Comment évalues-tu les normes de sécurité dans le domaine de la protection radiologique au travail dans les installations nucléaires suisses ?

Les normes sont très élevées. Il faut s’en réjouir. On accorde beaucoup d’importance à la formation des spécialistes, des techniciens et des experts en radioprotection. On le remarque à la qualité du travail qu’ils fournissent. Au sein des centrales, ils sont responsables de la sécurité radiologique au travail. Nous, les inspectrices et inspecteurs, veillons à ce que tous les collaborateurs des installations nucléaires respectent la réglementation, et c’est ce qu’ils font dans 99,9 % des cas.

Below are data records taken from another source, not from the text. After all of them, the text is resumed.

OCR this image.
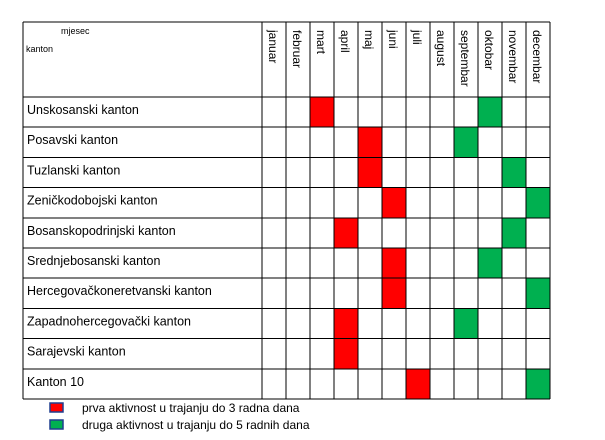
mjesec
kanton	januar februar mart april maj juni juli august septembar oktobar novembar decembar
Unskosanski kanton
Posavski kanton
Tuzlanski kanton
Zeničkodobojski kanton
Bosanskopodrinjski kanton
Srednjebosanski kanton
Hercegovačkoneretvanski kanton
Zapadnohercegovački kanton
Sarajevski kanton
Kanton 10
prva aktivnost u trajanju do 3 radna dana
druga aktivnost u trajanju do 5 radnih dana
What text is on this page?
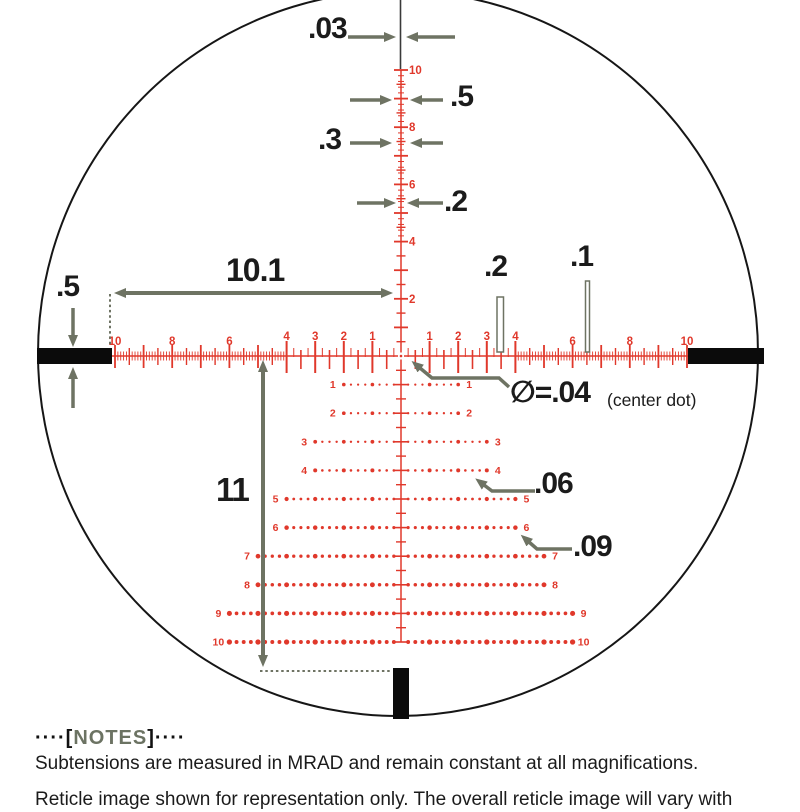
1	1
2	2
3	3
4	4
5	5
6	6
7	7
8	8
9	9
10	10
10
8
6
4
2
10	8	6	4 3 2 1	1 2 3 4	6	8	10
.03
.5
.3
.2
10.1
.5
.2 .1
∅=.04 (center dot)
11	.06
.09
····[NOTES]····
Subtensions are measured in MRAD and remain constant at all magnifications.
Reticle image shown for representation only. The overall reticle image will vary with
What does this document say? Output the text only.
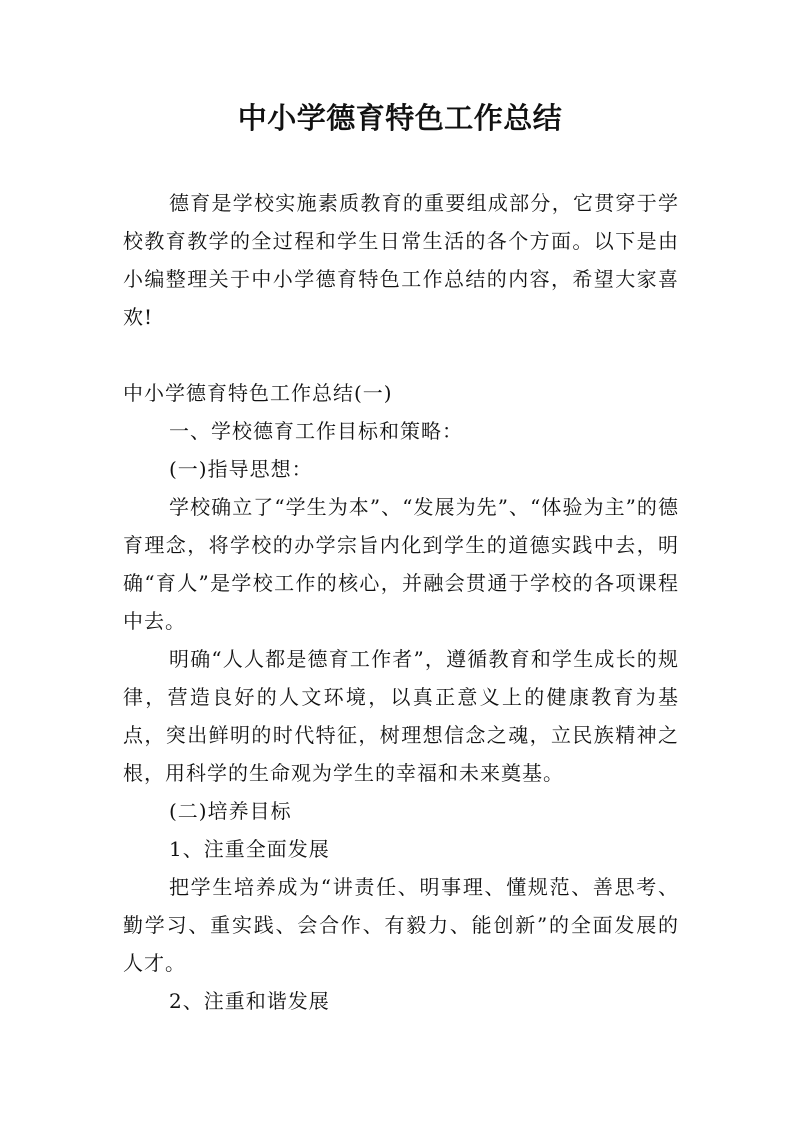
中小学德育特色工作总结

德育是学校实施素质教育的重要组成部分，它贯穿于学校教育教学的全过程和学生日常生活的各个方面。以下是由小编整理关于中小学德育特色工作总结的内容，希望大家喜欢!

中小学德育特色工作总结(一)

一、学校德育工作目标和策略：

(一)指导思想：

学校确立了“学生为本”、“发展为先”、“体验为主”的德育理念，将学校的办学宗旨内化到学生的道德实践中去，明确“育人”是学校工作的核心，并融会贯通于学校的各项课程中去。

明确“人人都是德育工作者”，遵循教育和学生成长的规律，营造良好的人文环境，以真正意义上的健康教育为基点，突出鲜明的时代特征，树理想信念之魂，立民族精神之根，用科学的生命观为学生的幸福和未来奠基。

(二)培养目标

1、注重全面发展

把学生培养成为“讲责任、明事理、懂规范、善思考、勤学习、重实践、会合作、有毅力、能创新”的全面发展的人才。

2、注重和谐发展
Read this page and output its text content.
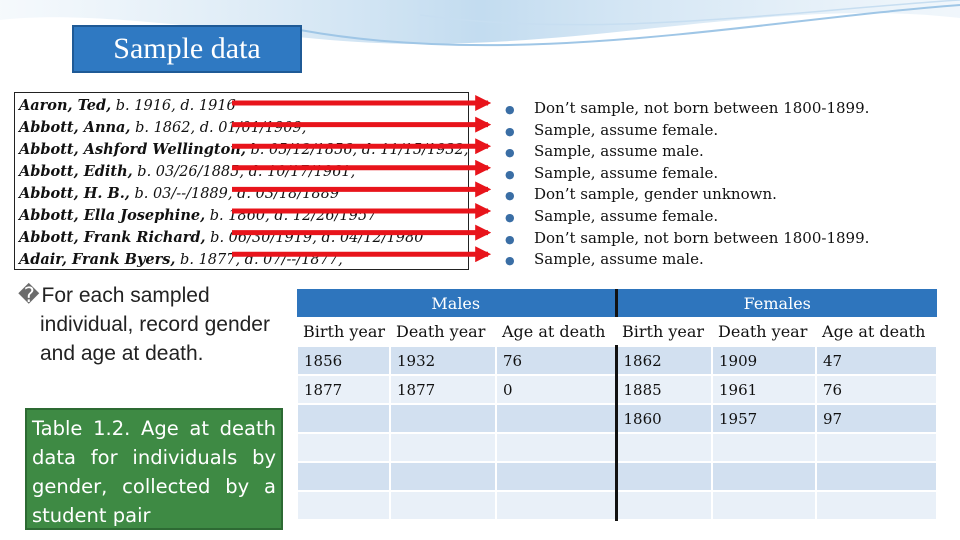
Sample data
Aaron, Ted, b. 1916, d. 1916
Abbott, Anna, b. 1862, d. 01/01/1909,
Abbott, Ashford Wellington, b. 05/12/1856, d. 11/15/1932,
Abbott, Edith, b. 03/26/1885, d. 10/17/1961,
Abbott, H. B., b. 03/--/1889, d. 03/18/1889
Abbott, Ella Josephine, b. 1860, d. 12/26/1957
Abbott, Frank Richard, b. 06/30/1919, d. 04/12/1980
Adair, Frank Byers, b. 1877, d. 07/--/1877,
● Don’t sample, not born between 1800-1899.
● Sample, assume female.
● Sample, assume male.
● Sample, assume female.
● Don’t sample, gender unknown.
● Sample, assume female.
● Don’t sample, not born between 1800-1899.
● Sample, assume male.
�For each sampled individual, record gender and age at death.
Table 1.2. Age at death data for individuals by gender, collected by a student pair
Males			Females		
Birth year	Death year	Age at death	Birth year	Death year	Age at death
1856	1932	76	1862	1909	47
1877	1877	0	1885	1961	76
			1860	1957	97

En Suisse, on accorde en outre une grande importance à la propreté dans les installations.

Si les centrales respectent si bien les directives, est-ce qu’un si important nombre d’inspections se justifie ?

Oui, toujours. Parce qu’il est aussi important que les gens dans les centrales sentent que nous sommes là. Je pense que si nous avons atteint les normes élevées actuelles, c’est justement parce que nous inspectons aussi souvent que nous le faisons. Même dans les périodes où le contact personnel était limité, nous avons mené à bien notre programme prévu. Mais il faut bien sûr trouver le bon équilibre. Trop d’inspections seraient contre-productives. Car lorsque nous inspectons, nous intervenons dans les processus de la centrale, nous « prenons » au personnel de son temps et de sa force de travail.

Nous effectuons au moins une inspection non annoncée par an et par installation.

Est-ce qu’il t’arrive de devoir corriger sur place des fautes d’employés et d’employées, lorsqu’il s’agit de la protection radiologique au travail ?

Oui, cela arrive toujours à nouveau, par exemple que quelqu’un se trouve dans la zone de contamination avec la mauvaise tenue de protection. J’attire alors immédiatement l’attention de cette personne et lui demande de sortir de la zone en question.

Comment te prépares-tu à une inspection ?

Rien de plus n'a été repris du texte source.